Yet another significant NHS date is looming. On 1 April the first primary care trusts will go live, many combining the responsibility of commissioning around 80 per cent of the local NHS budget with delivering a range of community services.
Their provider roles can cover areas such as diabetes, elderly care, HIV and now also mental health.
The inclusion of mental health was of course announced in the national service framework, and came as a surprise, since the preferred model of mental health provider, as stated in The New NHS: modern, dependable , was supposedly specialist mental health trusts. Specialist trusts made sense, as they would concentrate minds.
Large-scale redrawing is still taking place, and sensibly much of the reconfiguration is coterminous with local authority boundaries.
Community service components of many combined trusts will be incorporated into PCTs, and leftover mental health chunks are being merged with other chunks.
If there are any concerns, it is the large scale of these new specialist trusts, often covering populations of over a million, and therefore not always in a good position to develop sensitive partnerships with local communities.
Such partnerships are precisely what primary care groups and PCTs are about, and if we want to achieve mental health services sensitive to local needs and local people, PCTs might well offer a valid option. Areas where people distrust specialist psychiatric services may gain from the scaling down of care and the integration of mental health and primary care services. So why am I ambivalent?

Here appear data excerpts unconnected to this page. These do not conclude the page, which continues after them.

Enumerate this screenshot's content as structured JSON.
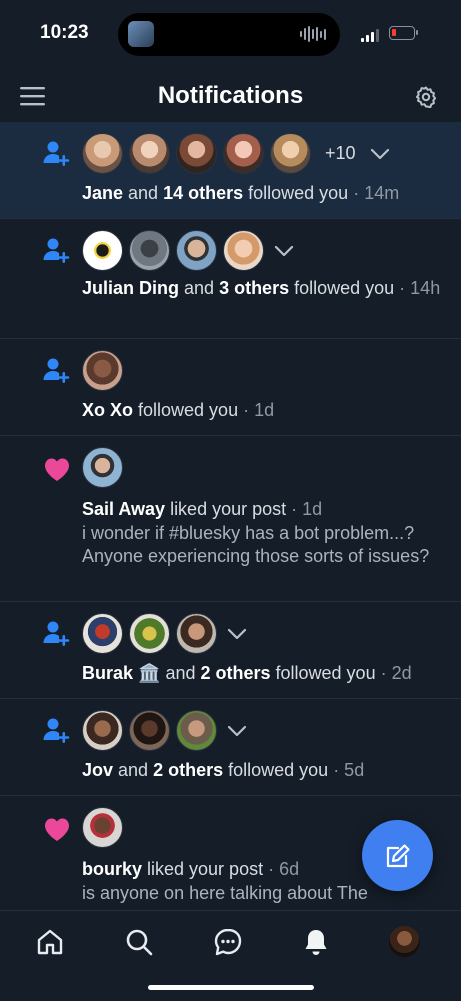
{
  "status_bar": {
    "time": "10:23"
  },
  "header": {
    "title": "Notifications"
  },
  "notifications": [
    {
      "type": "follow",
      "avatars": 5,
      "more": "+10",
      "actor": "Jane",
      "connector": " and ",
      "others": "14 others",
      "action": " followed you",
      "time": " · 14m"
    },
    {
      "type": "follow",
      "avatars": 4,
      "actor": "Julian Ding",
      "connector": " and ",
      "others": "3 others",
      "action": " followed you",
      "time": " · 14h"
    },
    {
      "type": "follow",
      "avatars": 1,
      "actor": "Xo Xo",
      "action": " followed you",
      "time": " · 1d"
    },
    {
      "type": "like",
      "avatars": 1,
      "actor": "Sail Away",
      "action": " liked your post",
      "time": " · 1d",
      "post": "i wonder if #bluesky has a bot problem...? Anyone experiencing those sorts of issues?"
    },
    {
      "type": "follow",
      "avatars": 3,
      "actor": "Burak 🏛️",
      "connector": " and ",
      "others": "2 others",
      "action": " followed you",
      "time": " · 2d"
    },
    {
      "type": "follow",
      "avatars": 3,
      "actor": "Jov",
      "connector": " and ",
      "others": "2 others",
      "action": " followed you",
      "time": " · 5d"
    },
    {
      "type": "like",
      "avatars": 1,
      "actor": "bourky",
      "action": " liked your post",
      "time": " · 6d",
      "post": "is anyone on here talking about The"
    }
  ],
  "icons": {
    "menu": "menu-icon",
    "settings": "gear-icon",
    "follow": "person-plus-icon",
    "like": "heart-icon",
    "compose": "pencil-icon",
    "home": "home-icon",
    "search": "search-icon",
    "chat": "chat-icon",
    "bell": "bell-icon"
  },
  "colors": {
    "accent": "#3f7ff0",
    "like": "#ec4899",
    "follow": "#2f86f6",
    "background": "#151d28",
    "highlight": "#1b2b40"
  }
}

It may have to do with the perplexing number of different scenarios: PCGs and PCTs which do or do not commission mental health, and PCTs which do or do not deliver mental health services. All these may even be active within the same health authority and mental health trust boundaries.
How confusing it will be.
PCTs should only be allowed to take on mental health if other PCTs in the area would agree to do the same, but is this likely or even desirable unless there is a pool of expertise in each of these PCTs?
Alternatively, one PCT could act on behalf of the others, as PCGs do now.
But considering a typical PCT already covers a population over 100,000, they would become responsible for commissioning and providing for a large population.
So we will return to a structure remarkably similar to the pre-reform districts, and will in the process have lost the reason why we started - the close connection with a relatively small local population.
Another circle I cannot square is the boundary between a PCT and what will be the new specialist service. A traditional faultline in mental health is the division between community services and hospital care. The most likely option is the transfer of community mental health services to PCTs, leaving trusts to cope with hospital care.
But it would set mental healthcare back by decades, recreating the old divisions and stigmatising hospital care yet further. Alternatively, we pass on the whole lot to primary care, and we will have recreated combined trusts with the addition of primary care. We could just have put a few GPs on their boards.
I have alluded several times to the importance of partnerships between the NHS and local authorities.
Coterminosity has been crucial for the local framework implementation teams to develop better integrated services.
Most PCTs will not be coterminous with local government boundaries, nor any other boundary. Several directors of social services have expressed their concern to me about the massive increase in bureaucracy if they have to create partnerships with PCTs and HAs for commissioning and PCTs and trusts for providing, multiplied by the number of new combinations created. A layer of management has been added, but noone is clearly in control.
All these scenarios will have to be acted out, and some effective structures may arise in a few years, able to serve mental health well . I am quite excited about the potential of bodies resembling health maintenance organisations, with powerful commissioning and local accountability at their core, offering vertical and horizontal integration.
My main concern is that in the meantime we are in a situation similar to what the late Sir Roy Griffiths observed at the end of the 1980s: mental health is everyone's distant relative, but no-one's child.
The structural changes affecting the NHS are primarily intended to address inefficiencies in acute and community services. Mental healthcare is squeezed into that framework, and in the case of PCTs, in hindsight.
It would be unrealistic to expect mental health needs to drive the full NHS reforms. The minimum expectation ought to be that a structure optimal for mental health is created, provided this does not damage other NHS and community interests.
We are at last close to that. The new freedoms allowing joint commissioning and integrated provision across health and local government, and the creation of mental health trusts, means that de facto we have specialist commissioning and providing.
If a mental health commissioning director with a ringfenced budget were added, the line of responsibility for the implementation of the framework would be entirely transparent. Florence Nightingale, carrying her lamp through the NHS, would know who was in charge of mental health, paraphrasing Sir Roy again.
I am not so sure about singleminded leadership radiating from PCTs. Why create new problems when we are approaching solutions?